*Маквис – заросли вечнозелёных жестколистных и колючих кустарников, низкорослых деревьев и высоких трав в засушливых субтропических регионах.

Швартуя лодку у причала, Лео нос к носу столкнулся с такими ценительницами естественности: навалившись на деревянные перила смотровой площадки, две дамы бальзаковского возраста в весьма откровенных нарядах разглядывали его с нескрываемым одобрением.

– О-о, так вот что из себя представляет истинно греческий профиль! – сказала одна по-немецки, обращаясь к подруге, но стреляя глазами в Лео. – Наверняка только здесь, на краю цивилизации, ещё можно увидеть настоящих данайцев!

– А какое у него тело! – поддакнула вторая, взглядом ощупывая мускулы под рубашкой Лео, намокшей от пота и морских брызг. – Достойное внимания самого Фидия… или кто там ваял голых спортсменов?

– Поликтет и Мирон, – проходя мимо них, услужливо подсказал Лео на чистейшем немецком. – А Фидий специализировался на богинях в исключительно целомудренных одеяниях…

Не особо интересуясь дальнейшей реакцией любительниц античности, он стремительно исчез в дверях ближайшей кофейни: у него самого кофе уже два дня как закончился.

Эрасмос, владелец кофейни «Триера», он же бармен и официант по совместительству, был жгучим брюнетом неопределённого возраста, но явно пиратской наружности – даже крупная серьга в ухе присутствовала. Едва завидев посетителя в окно витрины, Эрасмос кинулся готовить ему эспрессо. Сердечно поздоровавшись с ним, Лео уселся на высокий стул у барной стойки и уже потянулся за чашкой, как дверь снова распахнулась, пропуская коренастого пожилого бородача с мясистым носом и широкой улыбкой на смуглом лице.

– Здорово, парень! – бородач с размаху хлопнул Лео по плечу, ловко устроился на соседнем сидении и по-свойски кивнул хозяину заведения. – Мне тоже ещё кофейку, пожалуй…
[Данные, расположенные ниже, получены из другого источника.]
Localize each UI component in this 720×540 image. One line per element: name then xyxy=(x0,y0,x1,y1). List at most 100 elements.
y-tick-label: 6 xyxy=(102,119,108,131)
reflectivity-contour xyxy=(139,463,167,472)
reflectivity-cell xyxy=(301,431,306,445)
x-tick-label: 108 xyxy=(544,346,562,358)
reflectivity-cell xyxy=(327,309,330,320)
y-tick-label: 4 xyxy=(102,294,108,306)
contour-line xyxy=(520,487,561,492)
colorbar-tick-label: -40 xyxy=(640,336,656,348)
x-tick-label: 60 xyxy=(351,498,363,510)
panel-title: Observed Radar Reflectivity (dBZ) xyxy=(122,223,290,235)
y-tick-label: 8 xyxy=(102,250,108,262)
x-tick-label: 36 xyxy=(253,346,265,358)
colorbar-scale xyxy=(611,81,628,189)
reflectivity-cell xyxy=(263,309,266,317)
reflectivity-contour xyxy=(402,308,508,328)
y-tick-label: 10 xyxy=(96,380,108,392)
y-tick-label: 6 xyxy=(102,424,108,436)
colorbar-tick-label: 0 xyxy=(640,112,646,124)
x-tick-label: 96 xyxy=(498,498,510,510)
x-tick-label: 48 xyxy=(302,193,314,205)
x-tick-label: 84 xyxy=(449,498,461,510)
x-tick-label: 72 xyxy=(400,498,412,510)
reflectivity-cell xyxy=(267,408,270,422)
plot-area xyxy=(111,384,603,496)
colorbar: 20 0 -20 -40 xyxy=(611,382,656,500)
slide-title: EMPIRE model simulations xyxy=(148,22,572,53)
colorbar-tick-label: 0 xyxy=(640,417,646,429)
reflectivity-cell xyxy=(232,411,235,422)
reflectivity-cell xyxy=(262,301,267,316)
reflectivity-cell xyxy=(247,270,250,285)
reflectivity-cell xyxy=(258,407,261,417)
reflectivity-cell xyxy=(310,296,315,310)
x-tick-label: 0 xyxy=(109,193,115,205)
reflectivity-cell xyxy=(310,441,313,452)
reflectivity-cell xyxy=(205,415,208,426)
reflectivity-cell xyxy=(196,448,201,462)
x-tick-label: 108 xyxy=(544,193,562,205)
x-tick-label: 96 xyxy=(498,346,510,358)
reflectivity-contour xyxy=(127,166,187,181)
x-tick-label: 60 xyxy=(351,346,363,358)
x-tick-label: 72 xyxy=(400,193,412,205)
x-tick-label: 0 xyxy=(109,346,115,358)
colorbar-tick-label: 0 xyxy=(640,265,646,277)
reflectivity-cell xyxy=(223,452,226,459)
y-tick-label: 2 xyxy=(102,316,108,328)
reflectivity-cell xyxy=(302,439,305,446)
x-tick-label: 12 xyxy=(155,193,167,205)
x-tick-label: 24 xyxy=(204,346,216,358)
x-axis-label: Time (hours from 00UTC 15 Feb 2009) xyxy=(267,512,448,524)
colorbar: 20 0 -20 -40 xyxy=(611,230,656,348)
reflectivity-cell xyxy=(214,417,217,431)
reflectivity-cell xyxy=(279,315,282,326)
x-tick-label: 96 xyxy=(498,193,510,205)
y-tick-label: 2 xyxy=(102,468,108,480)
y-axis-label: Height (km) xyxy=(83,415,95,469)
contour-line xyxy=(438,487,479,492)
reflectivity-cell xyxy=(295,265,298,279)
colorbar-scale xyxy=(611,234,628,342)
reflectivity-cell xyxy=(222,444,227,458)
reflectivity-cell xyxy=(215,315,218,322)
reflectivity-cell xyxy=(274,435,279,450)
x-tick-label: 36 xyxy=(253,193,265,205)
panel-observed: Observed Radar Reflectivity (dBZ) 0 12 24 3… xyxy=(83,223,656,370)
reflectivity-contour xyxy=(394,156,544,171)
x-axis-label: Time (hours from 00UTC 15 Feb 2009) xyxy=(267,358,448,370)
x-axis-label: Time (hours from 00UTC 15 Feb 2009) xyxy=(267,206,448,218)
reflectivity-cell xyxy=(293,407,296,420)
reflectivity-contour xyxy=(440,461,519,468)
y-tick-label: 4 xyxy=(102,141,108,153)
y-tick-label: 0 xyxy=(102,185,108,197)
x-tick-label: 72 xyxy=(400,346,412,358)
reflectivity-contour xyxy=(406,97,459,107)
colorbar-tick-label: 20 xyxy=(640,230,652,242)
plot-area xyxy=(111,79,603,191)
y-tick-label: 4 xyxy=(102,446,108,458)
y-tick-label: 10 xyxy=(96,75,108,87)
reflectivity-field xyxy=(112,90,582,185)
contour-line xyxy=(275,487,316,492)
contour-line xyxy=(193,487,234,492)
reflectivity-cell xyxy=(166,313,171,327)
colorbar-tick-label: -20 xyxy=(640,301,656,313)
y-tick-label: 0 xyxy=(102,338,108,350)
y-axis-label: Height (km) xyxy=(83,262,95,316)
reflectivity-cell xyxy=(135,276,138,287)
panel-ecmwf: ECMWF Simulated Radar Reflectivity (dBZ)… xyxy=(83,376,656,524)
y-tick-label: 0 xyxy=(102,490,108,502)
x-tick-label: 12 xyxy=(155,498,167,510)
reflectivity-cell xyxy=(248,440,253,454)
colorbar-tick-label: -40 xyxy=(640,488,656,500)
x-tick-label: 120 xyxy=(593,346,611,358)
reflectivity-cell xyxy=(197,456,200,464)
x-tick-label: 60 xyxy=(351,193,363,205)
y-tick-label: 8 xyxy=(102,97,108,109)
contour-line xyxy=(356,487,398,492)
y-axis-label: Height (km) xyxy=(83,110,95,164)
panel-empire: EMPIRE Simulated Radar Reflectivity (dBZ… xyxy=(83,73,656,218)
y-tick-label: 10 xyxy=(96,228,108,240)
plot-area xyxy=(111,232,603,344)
Однако Эрасмос со стуком поставил перед ним стакан висинаду – напитка из вишнёвого сока со льдом:

– Прости, приятель, твоя мама велела не давать тебе больше двух чашек до обеда.

– Вечно она… – начал было бородач, однако тут же осёкся: как известно, греческие мужчины в большинстве своём до старости остаются маменькиными сынками, что, впрочем, нисколько не умаляет их мужественности. – Ладно, давай! – и сжал стакан в огромной волосатой лапище.

– Рад тебя видеть, Памфилос! – сказал Лео, обращаясь к нему. – Я как раз к тебе в контору собирался…

– А я вот – тут как тут! – прогудел бородач, выразительно жестикулируя, и зычно захохотал, словно сказал что-то очень смешное.

Памфилос Эксархидис, обладатель роскошной чёрной бороды, какой и ассирийские цари позавидовали бы, торговал строительными материалами. Он же по договору с местными властями поставлял всё необходимое для ремонта построек на Андираспе, которым как раз и занимался Лео. Как и Эрасмос, внешне он больше походил на морского разбойника, чем на честного предпринимателя, что неудивительно: островитяне, потомки хитроумного Одиссея и его дружков, ещё в недавнем прошлом не считали зазорным взимать дань с проплывающих мимо кораблей. Однако Лео, больше года прожив среди этих людей, не заметил в них ни коварства, ни жестокости. Рапсиоты, как, впрочем, и большинство греков, были темпераментны и свободолюбивы, но при этом жизнерадостны, простодушны и непосредственны.

Конечно, приличного делового человека смутила бы столь явная безответственность – Памфилосу в данный момент надлежало трудиться в своей конторе, а не просиживать штаны, болтая с другими посетителями кофейни – но для Лео важнее была их искренняя общительность. Чем-чем, а безразличием к окружающим эти люди точно не страдали. У них даже имена были соответствующие: Памфилос, к примеру, означало «друг всех», а Эрасмос так вообще «любящий».